Khan of Kalat
- Reign: 1749 – 1794
- Predecessor: Muhabbat Khan Ahmadzai
- Successor: Mahmud Khan I Ahmadzai
- Wazir: Akhund Fateh Muhammad
- Born: c. 1724 Kalat, Khanate of Kalat (present-day Kalat, Balochistan, Pakistan)
- Died: 1794 (aged 69–70) Kalat, Khanate of Kalat
- Issue: Mahmud Khan Mustafa Khan Rahim Khan

Names
- Mir Muhammad Nasir Khan Ahmadzai
- House: Ahmadzai
- Dynasty: Brahui
- Father: Abdullah Khan Ahmadzai
- Mother: Bibi Maryam Iltazai
- Religion: Sunni Islam

= Nasir Khan I Ahmadzai =

Khan of Kalat from 1749 to 1794

Mir Muhammad Nasir Khan I Ahmadzai (Balochi, ; c. 1724–1794), also known as Nasīr Khān Nūri, (Note: نصیر خان نوری) was the Khan of Kalat between 1749 and 1794 as a member of Brahui Ahmadzai dynasty. Considered the greatest of the rulers of Kalat, his reign was marked by maximum expansion of the state over entire Balochistan as well as political consolidation of the Khanate of Kalat.

==Early life==
Mir Nasir Khan was the son of Mir Abdullah Khan, the Khan of Kalat and his chief consort Bibi Maryam of the Iltazai tribe born between 1716 and 1731. Mir Abdullah had greatly expanded the borders of the Khanate, and conquered the region of Balochistan from Bandar Abbas to Karachi. His conflicts with the Kalhoras of Sindh ultimately led to his subsequent death in the Battle of Kachhi in 1731. During Nader Shah's invasion of India, Nasir Khan's brother, Mir Mohabbat Khan, was the Khan of Kalat. Nader Shah confirmed him in his position. In the following events, Mir Nasir Khan was sent as hostage of Afsharids to Isfahan where he remained till 1748.

==Reign==
Nasir Khan began his reign in 1749 when Ahmad Shah Durrani, the ruler of the Durrani Empire, replaced Haji Khan, who was the previous ruler of Kalat. Throughout his reign, Nasir Khan undertook 25 military campaigns. He had accompanied Ahmad Shah in his campaign in Khorasan as well as the Third battle of Panipat. His wars against the Talpur dynasty of Sindh led to their acceptance of his overlordship.
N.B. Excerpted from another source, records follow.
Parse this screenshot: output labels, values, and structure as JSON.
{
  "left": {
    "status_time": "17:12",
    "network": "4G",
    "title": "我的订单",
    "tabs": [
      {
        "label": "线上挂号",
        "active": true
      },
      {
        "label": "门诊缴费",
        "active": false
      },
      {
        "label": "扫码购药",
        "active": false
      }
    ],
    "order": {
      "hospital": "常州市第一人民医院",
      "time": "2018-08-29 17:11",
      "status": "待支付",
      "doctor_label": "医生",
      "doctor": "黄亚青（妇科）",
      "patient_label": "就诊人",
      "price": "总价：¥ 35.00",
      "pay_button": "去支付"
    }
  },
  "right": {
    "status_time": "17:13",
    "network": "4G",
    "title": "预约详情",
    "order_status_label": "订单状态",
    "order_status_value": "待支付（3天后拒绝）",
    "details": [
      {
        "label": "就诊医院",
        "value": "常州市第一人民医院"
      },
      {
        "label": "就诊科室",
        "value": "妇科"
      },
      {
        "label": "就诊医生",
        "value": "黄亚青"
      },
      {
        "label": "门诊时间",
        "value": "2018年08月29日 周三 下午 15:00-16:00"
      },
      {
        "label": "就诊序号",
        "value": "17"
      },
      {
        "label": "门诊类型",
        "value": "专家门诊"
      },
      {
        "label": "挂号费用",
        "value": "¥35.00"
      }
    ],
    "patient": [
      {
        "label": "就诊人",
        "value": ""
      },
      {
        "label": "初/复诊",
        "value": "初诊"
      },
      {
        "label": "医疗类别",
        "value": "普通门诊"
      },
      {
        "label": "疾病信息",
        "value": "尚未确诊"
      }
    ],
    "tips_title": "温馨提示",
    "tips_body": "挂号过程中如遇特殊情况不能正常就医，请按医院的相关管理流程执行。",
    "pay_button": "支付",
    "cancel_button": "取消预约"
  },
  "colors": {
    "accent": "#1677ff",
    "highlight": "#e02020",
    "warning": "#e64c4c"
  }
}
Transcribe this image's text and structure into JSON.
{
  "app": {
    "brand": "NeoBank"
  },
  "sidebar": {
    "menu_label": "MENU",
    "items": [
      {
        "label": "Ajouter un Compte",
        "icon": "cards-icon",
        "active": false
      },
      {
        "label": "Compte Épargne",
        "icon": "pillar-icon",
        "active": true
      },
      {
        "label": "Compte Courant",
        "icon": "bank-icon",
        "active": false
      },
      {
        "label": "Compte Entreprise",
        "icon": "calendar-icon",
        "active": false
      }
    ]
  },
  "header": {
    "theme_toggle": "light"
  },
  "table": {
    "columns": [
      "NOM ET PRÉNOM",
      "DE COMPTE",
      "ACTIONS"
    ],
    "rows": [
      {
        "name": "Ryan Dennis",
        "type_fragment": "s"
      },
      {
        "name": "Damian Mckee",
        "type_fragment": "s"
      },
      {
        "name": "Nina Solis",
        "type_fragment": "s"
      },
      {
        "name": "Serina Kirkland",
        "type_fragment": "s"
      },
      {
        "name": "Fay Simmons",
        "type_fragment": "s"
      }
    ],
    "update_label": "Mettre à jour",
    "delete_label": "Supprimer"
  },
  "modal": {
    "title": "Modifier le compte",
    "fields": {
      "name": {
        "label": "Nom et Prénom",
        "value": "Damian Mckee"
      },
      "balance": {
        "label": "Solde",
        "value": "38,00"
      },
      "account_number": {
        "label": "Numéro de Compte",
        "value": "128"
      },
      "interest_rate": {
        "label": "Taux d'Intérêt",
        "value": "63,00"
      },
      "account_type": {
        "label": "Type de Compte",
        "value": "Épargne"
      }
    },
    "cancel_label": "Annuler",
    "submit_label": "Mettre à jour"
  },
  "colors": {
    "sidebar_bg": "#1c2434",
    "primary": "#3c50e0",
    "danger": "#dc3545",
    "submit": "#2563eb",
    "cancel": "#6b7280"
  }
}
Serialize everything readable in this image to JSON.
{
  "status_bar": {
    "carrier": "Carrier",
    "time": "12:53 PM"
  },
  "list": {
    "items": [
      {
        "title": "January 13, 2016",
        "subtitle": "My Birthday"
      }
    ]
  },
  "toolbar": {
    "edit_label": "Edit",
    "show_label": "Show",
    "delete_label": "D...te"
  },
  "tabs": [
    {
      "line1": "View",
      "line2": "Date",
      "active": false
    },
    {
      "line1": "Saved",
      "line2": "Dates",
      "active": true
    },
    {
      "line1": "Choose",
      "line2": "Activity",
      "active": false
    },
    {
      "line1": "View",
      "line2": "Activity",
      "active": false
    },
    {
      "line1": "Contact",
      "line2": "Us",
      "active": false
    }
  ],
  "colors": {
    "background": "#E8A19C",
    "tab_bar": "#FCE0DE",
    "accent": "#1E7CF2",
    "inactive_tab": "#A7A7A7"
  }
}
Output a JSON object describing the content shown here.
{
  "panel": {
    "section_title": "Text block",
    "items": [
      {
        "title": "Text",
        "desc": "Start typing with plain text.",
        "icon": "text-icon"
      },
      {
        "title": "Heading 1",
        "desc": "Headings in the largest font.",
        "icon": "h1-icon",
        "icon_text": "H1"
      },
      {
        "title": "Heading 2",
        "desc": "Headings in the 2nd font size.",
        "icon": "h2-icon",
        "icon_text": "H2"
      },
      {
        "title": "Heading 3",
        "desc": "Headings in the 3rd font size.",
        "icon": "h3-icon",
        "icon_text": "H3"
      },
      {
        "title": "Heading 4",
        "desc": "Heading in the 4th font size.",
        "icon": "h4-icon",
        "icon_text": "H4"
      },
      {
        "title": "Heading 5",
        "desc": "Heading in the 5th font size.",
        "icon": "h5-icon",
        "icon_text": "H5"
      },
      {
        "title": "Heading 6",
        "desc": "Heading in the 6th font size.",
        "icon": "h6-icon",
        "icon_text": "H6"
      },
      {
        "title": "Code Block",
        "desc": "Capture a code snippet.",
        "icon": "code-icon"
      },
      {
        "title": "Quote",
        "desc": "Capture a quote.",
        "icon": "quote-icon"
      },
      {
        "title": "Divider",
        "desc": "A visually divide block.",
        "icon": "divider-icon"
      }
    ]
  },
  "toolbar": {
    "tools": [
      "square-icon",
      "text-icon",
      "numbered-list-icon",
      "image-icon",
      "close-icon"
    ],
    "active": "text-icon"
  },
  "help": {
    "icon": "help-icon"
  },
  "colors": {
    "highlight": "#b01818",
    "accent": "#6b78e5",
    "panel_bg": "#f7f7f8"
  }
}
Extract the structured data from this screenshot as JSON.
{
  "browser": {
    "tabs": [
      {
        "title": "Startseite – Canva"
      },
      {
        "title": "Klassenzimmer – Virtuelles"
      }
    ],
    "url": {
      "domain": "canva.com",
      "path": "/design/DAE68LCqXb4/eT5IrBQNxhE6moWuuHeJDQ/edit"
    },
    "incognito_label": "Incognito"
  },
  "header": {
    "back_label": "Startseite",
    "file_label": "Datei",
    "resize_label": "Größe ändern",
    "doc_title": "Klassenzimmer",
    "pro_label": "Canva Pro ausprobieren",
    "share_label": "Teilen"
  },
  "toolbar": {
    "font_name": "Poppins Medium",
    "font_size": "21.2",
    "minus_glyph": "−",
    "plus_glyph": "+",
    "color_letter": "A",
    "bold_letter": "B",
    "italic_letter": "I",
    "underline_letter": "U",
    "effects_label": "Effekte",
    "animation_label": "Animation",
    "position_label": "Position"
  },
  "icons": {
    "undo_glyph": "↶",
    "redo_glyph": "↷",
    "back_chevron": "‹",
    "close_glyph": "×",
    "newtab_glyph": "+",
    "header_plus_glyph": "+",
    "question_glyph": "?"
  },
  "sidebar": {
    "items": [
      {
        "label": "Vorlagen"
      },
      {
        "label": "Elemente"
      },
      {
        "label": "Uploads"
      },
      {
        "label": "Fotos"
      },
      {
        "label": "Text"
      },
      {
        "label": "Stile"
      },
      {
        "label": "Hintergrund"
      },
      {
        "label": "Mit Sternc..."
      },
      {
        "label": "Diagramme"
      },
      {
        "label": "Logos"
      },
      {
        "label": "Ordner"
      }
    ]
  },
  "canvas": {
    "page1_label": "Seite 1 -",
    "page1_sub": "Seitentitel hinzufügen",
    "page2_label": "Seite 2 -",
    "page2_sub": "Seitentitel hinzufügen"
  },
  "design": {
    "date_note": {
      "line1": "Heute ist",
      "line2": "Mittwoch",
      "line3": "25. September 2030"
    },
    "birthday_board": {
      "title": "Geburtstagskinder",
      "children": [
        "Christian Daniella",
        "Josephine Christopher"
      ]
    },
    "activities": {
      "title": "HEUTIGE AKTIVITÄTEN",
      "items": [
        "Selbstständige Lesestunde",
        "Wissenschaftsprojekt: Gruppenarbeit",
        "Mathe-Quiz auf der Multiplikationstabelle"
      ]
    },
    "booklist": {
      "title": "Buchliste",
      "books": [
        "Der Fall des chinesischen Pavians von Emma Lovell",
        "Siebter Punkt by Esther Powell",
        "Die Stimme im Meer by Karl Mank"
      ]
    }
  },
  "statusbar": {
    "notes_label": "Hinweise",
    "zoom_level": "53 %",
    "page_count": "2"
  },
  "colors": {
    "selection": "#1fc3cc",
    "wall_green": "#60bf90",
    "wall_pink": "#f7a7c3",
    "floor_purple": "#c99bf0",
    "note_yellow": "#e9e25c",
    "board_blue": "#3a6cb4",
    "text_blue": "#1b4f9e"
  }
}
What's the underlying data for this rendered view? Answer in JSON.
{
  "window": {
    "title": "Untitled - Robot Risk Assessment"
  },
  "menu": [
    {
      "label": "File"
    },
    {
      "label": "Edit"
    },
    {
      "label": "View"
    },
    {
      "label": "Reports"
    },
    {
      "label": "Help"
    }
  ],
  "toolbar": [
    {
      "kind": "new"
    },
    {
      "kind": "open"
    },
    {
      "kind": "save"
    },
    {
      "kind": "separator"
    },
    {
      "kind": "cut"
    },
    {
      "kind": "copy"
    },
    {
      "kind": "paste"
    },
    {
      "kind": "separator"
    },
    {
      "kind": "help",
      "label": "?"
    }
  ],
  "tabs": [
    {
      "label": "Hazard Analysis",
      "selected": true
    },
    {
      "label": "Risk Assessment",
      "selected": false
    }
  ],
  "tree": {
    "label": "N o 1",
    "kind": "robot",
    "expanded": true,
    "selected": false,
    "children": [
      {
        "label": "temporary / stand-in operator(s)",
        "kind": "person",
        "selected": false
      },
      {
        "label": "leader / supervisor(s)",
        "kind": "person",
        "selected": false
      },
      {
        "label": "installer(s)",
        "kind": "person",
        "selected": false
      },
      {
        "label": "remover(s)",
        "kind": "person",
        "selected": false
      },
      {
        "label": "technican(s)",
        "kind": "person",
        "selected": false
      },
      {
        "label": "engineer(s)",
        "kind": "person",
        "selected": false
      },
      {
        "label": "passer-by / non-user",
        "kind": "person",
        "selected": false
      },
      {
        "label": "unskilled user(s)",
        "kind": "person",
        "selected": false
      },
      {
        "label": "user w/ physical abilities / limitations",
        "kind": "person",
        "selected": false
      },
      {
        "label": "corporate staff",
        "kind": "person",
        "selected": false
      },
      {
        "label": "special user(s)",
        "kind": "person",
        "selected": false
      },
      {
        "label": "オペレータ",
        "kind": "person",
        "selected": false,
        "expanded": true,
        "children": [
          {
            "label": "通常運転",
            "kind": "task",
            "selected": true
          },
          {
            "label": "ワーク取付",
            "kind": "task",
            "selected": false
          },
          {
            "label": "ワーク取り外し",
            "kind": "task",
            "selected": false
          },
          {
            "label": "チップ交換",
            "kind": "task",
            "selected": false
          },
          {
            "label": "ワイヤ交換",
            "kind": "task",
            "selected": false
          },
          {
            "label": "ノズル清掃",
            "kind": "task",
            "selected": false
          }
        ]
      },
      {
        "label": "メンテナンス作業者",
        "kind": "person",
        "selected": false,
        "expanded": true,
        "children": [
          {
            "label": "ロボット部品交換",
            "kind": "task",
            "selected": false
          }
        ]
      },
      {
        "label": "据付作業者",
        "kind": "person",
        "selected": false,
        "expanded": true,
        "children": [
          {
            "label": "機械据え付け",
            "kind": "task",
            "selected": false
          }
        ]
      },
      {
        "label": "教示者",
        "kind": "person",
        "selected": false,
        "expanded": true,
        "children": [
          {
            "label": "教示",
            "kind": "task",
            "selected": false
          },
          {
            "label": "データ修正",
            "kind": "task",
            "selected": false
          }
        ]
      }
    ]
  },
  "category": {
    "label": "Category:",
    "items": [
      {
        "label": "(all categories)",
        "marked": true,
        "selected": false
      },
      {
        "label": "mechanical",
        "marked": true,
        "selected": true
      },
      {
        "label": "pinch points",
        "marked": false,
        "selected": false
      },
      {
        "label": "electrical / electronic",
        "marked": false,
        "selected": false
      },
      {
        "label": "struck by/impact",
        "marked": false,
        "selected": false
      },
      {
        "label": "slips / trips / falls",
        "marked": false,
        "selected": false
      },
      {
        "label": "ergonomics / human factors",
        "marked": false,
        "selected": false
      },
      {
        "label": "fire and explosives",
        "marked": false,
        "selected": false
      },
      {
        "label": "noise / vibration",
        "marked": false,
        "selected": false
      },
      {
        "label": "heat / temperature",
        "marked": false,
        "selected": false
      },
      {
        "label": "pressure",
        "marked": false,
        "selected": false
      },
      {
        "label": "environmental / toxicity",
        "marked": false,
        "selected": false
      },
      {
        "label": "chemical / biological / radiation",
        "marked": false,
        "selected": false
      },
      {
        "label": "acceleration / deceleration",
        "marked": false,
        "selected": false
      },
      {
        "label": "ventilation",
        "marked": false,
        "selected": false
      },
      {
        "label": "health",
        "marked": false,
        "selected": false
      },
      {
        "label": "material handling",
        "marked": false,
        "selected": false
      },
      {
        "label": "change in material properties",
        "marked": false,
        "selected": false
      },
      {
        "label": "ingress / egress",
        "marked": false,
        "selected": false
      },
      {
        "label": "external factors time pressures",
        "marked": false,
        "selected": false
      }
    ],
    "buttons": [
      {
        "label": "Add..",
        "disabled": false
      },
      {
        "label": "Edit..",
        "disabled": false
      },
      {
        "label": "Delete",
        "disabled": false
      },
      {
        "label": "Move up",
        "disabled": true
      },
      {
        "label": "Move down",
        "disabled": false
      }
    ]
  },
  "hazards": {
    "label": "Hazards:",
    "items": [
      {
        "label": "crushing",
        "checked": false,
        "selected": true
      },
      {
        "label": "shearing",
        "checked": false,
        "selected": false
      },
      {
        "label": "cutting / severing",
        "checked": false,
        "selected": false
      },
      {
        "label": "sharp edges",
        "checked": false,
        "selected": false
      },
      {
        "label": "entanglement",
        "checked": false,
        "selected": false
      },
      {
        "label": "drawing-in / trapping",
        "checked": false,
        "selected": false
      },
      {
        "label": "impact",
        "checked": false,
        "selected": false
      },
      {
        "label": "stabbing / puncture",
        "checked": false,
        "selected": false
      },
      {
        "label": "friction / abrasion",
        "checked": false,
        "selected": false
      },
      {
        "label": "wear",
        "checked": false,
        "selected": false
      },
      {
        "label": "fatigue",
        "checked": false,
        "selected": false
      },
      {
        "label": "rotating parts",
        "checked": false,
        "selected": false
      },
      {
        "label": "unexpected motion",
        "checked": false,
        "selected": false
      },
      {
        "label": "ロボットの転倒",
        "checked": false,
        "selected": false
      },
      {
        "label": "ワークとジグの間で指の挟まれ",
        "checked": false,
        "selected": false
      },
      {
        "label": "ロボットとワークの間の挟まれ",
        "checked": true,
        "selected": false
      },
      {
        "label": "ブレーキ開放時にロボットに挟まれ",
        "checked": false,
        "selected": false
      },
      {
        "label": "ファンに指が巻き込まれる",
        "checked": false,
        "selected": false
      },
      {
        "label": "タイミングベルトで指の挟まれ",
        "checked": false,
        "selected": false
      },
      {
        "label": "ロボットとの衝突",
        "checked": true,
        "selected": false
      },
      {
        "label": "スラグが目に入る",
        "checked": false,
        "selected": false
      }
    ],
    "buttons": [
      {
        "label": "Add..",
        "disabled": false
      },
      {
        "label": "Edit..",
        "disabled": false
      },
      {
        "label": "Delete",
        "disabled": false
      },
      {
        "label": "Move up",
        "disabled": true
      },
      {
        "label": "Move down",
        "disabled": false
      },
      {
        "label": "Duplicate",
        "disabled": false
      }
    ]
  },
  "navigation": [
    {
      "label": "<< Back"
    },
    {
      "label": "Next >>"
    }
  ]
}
He also led campaigns against the Sikhs in Punjab, accompanying Ahmad Shah, as well as campaigning against Ali Mardan Khan of Tun and Tabas in eastern Iran.

The borders of Khanate of Kalat in the reign of Nasir Khan stretched across modern-day Pakistan, Iran, and Afghanistan.

===Treaty with the Afghans===

He had accompanied Ahmad Shah in his campaigns in India. However, when Marathas ousted the Afghans from the Punjab in 1758, he declared independence, prompting Afghan invasion. Kalat was besieged and both sides agreed to peace. The succeeding treaty of Kalat stipulated that Nasir Khan would remain as governor while acknowledging the overlordship of Ahmad Shah Durrani. Kalat would also be exempt from annual tribute, but instead furnish men for military campaigns.

==Foreign relations==
Nasir Khan I exchanged embassies with the Ottoman Caliphate, Durrani Empire, Afsharid Iran as well as Sultanate of Oman. He had given refuge to the Omani prince, Sayyed Solṭān bin Aḥmad in 1784. Although Nasir Khan initially promised him to help in re-instating him over Oman, he in the end only gave him the port of Gwadar. Soltan bin Ahmad ultimately became Sultan of Oman in 1792, and Gwadar became part of Sultanate of Oman. It remained so until 1958, when it was purchased by the Government of Pakistan.

Mir Nasir Khan received the titles of Ghazi-e-Din by the Ottoman Caliphs as well as Begler Begi from the Durrani rulers. He also received the representatives (wakil) from the Talpur Sindh as a vassal province.

==Death==
He died in 1794 in his residence in Kalat (modern-day Balochistan).